From Environmental Capital (RGGI Bar):
The biggest U.S. experiment so far in capping greenhouse-gas emissions and trading those pollution permits has run into a problem: There are more permits than needed, sending their prices plunging.
There are three reasons for that, all germane to the wider debate over how the government can use a cap-and-trade program to spur environmental progress.
First, state authorities appear to have made a similar mistake as European authorities did when they started their own cap-and-trade program. That is, they over-estimated the amount of permits that power companies would need to cover their emissions requirements. The result is a surplus of pollution permits, which pushes their price down.
Second, the recession whacked demand for electricity, which means that power plants emitted even less than they thought they would.
Third, cheap natural gas over the last year has made it easier for power companies to switch to the cleaner-burning fuel, which again means fewer emissions of greenhouse-gases. ...

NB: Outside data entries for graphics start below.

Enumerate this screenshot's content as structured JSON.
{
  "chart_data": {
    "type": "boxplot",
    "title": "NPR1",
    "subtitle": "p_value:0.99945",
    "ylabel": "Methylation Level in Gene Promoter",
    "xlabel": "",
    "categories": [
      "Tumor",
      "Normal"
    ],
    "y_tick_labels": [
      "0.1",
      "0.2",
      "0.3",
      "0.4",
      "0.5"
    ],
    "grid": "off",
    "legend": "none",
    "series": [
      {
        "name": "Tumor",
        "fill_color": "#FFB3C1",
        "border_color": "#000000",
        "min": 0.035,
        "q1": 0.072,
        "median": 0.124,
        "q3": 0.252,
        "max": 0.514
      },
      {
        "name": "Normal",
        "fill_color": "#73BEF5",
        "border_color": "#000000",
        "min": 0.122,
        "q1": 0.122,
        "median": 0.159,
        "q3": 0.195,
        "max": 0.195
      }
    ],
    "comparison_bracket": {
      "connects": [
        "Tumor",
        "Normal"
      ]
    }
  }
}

RGGI’s experience doesn’t mean that a cap-and-trade approach doesn’t work for tackling emissions. In fact, in the near term at least, it makes the burden a lot easier to bear for utilities and other companies.
But it does underscore one big lesson for any national cap-and-trade plan, like the one simmering on the Hill: If emissions caps are meant to drive innovation and clean-energy in the electricity business, then the caps better be tight-fitting, not floppy around the ears.
Those who claim that too many permits is a problem with cap-and-trade are misguided, at best, or disingenuous*, at worst. Distributing too many permits (i.e., lax environmental standards) is a political problem, not economic.